Motifs And Attitudes To Illness In The Late Work Of Nina Iskrenko

Mary Delle LeBeau, University of Southern California

It is only in the last thirty years that an abundance of literature about physical illness has appeared. The psychological process of enduring an illness was first explored with the work of Elizabeth Kubler-Ross. More recently, disease as metaphor in literature and life has been the subject of a book by Susan Sontag. It has also become more common for sufferers of illness to write accounts of their experiences. Although this has been a phenomenon more prevalent in Western literature, it has occurred in Russian literature. In this paper I propose to look at the late work of Nina Iskrenko, written prior to her death from breast cancer in 1995, and published under the title of O glavnom: Iz dnevnika.

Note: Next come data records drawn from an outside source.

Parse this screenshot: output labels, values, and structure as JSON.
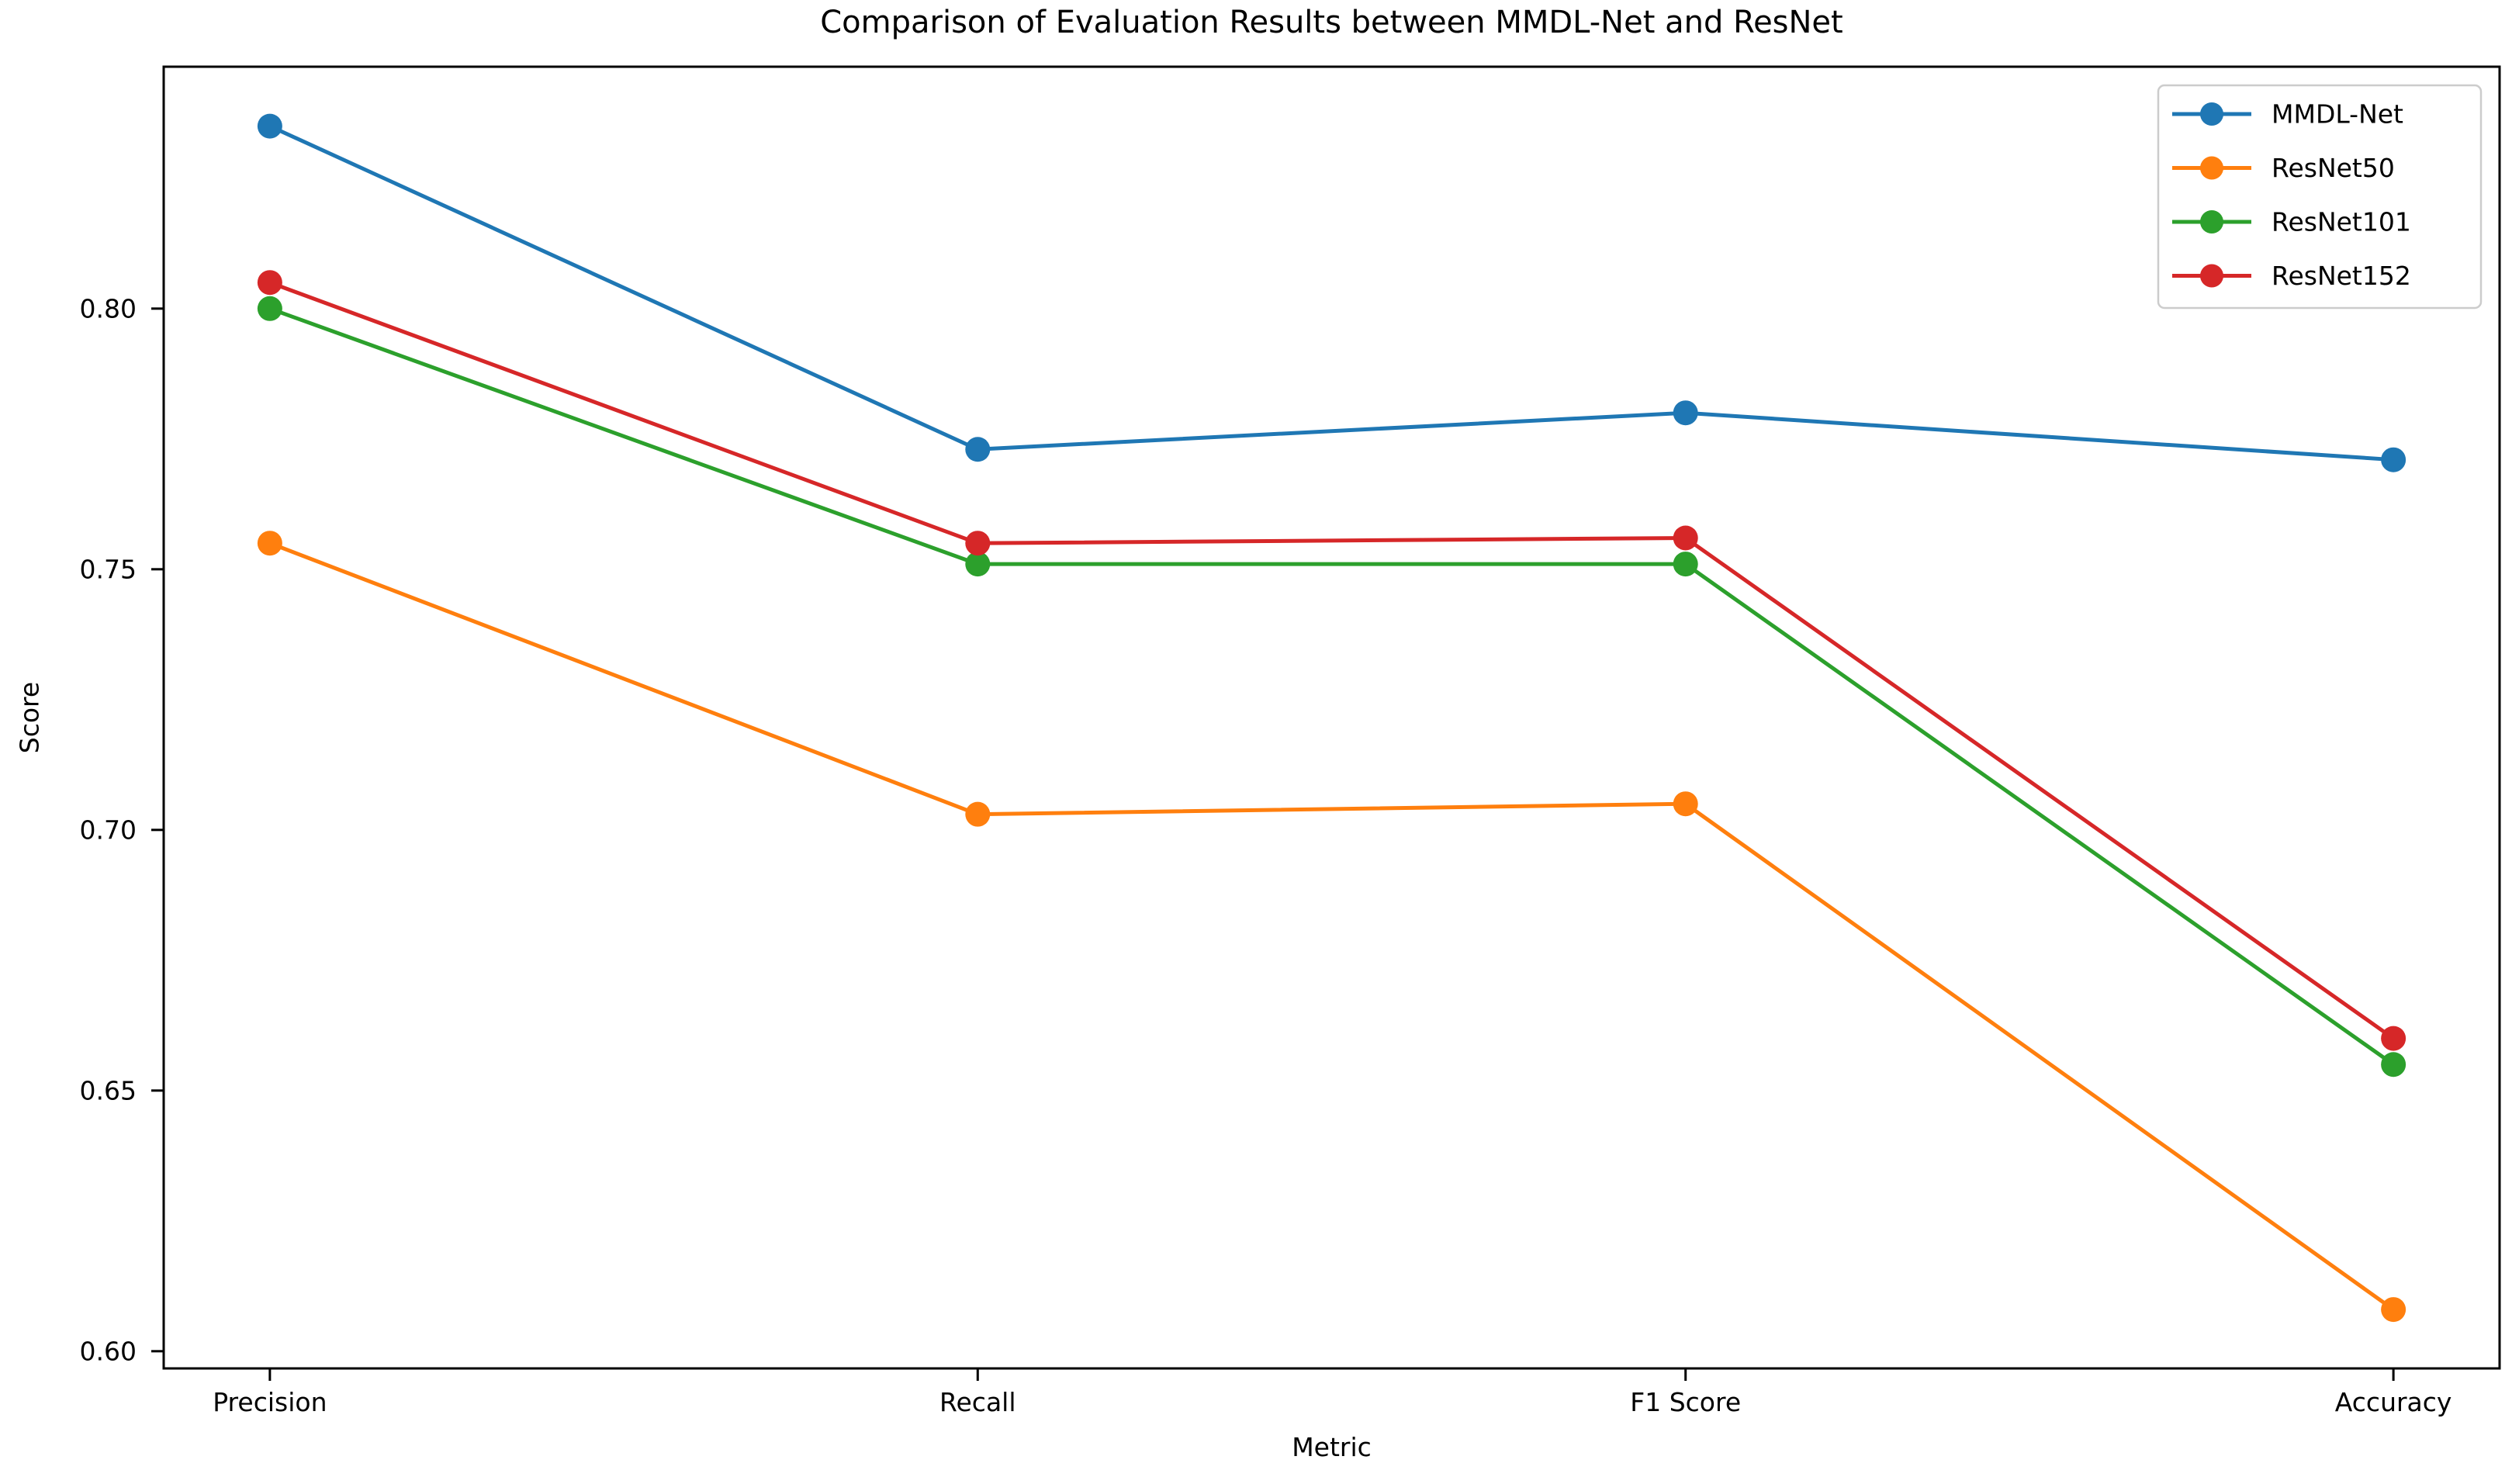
{
  "title": "Comparison of Evaluation Results between MMDL-Net and ResNet",
  "chart_data": {
    "type": "line",
    "title": "Comparison of Evaluation Results between MMDL-Net and ResNet",
    "xlabel": "Metric",
    "ylabel": "Score",
    "categories": [
      "Precision",
      "Recall",
      "F1 Score",
      "Accuracy"
    ],
    "series": [
      {
        "name": "MMDL-Net",
        "color": "#1f77b4",
        "values": [
          0.835,
          0.773,
          0.78,
          0.771
        ]
      },
      {
        "name": "ResNet50",
        "color": "#ff7f0e",
        "values": [
          0.755,
          0.703,
          0.705,
          0.608
        ]
      },
      {
        "name": "ResNet101",
        "color": "#2ca02c",
        "values": [
          0.8,
          0.751,
          0.751,
          0.655
        ]
      },
      {
        "name": "ResNet152",
        "color": "#d62728",
        "values": [
          0.805,
          0.755,
          0.756,
          0.66
        ]
      }
    ],
    "y_ticks": [
      "0.60",
      "0.65",
      "0.70",
      "0.75",
      "0.80"
    ],
    "ylim": [
      0.5967,
      0.8464
    ],
    "grid": false,
    "marker": "o",
    "legend_position": "upper right",
    "legend_border_color": "#cccccc",
    "axis_color": "#000000",
    "background_color": "#ffffff"
  }
}
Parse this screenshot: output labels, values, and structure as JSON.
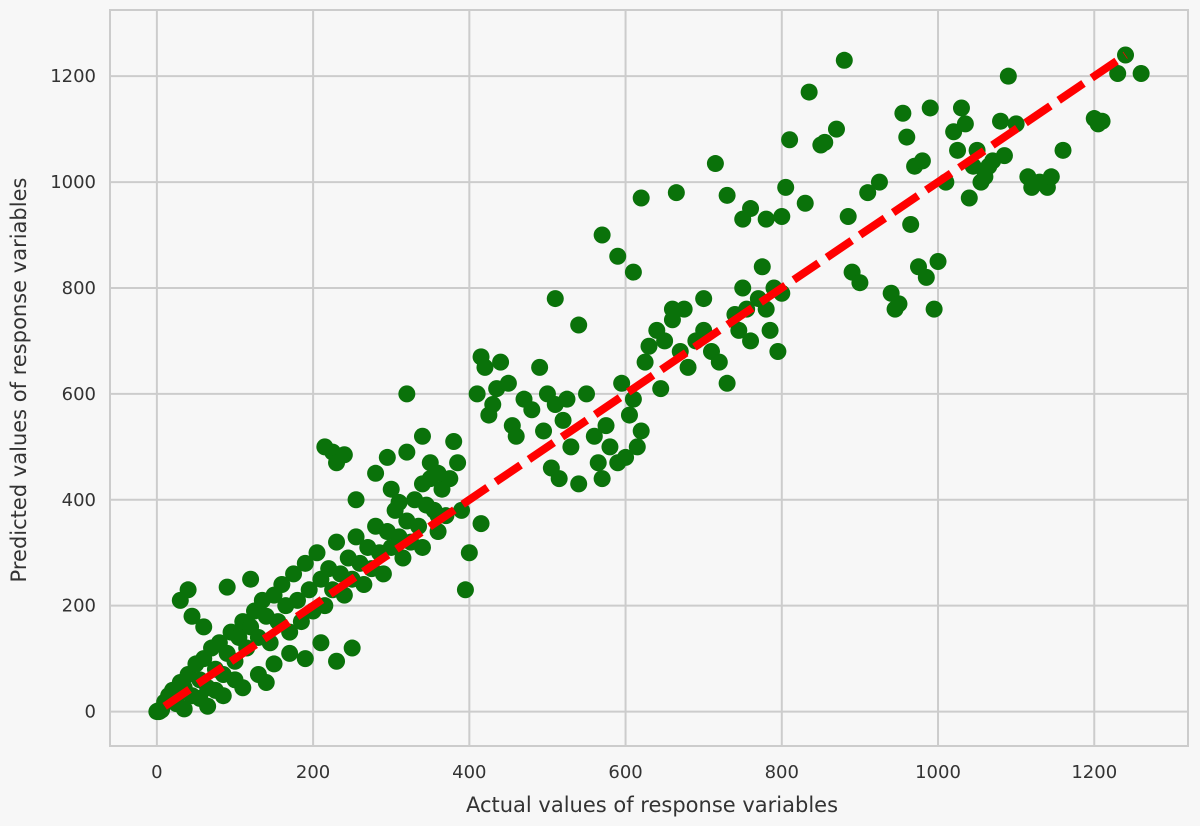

As background, I will use all the poems and prose in this collection. However, for purposes of this presentation, I will analyze mainly the poem “Obychno posle operatsii” and the prose-poem “On kurit na kukhne…” Iskrenko’s work shows a tacit unwillingness to discuss her illness, in what Leonid Shevchenko has called her “unbearable lightness of being.” But it is possible to discern her attitude in a careful examination of the stylistic techniques she employs. Michael Epstein has placed her in “the group of polystylistic writers, who employ multicoded poetry which unites various discourses using the principle of collage.” Explication of this multi-layered technique or pastiche, as Vitaly Chernetsky has called it, does reveal a great deal about the inner struggles she faced during the course of this illness. In this way I will uncover some of her attitudes towards the illness that took her life. My analysis will include contemporary accounts of the different aspects of illness and its metaphoric and cultural connotations, found in the work of Elizabeth Kubler-Ross and Susan Sontag, among others.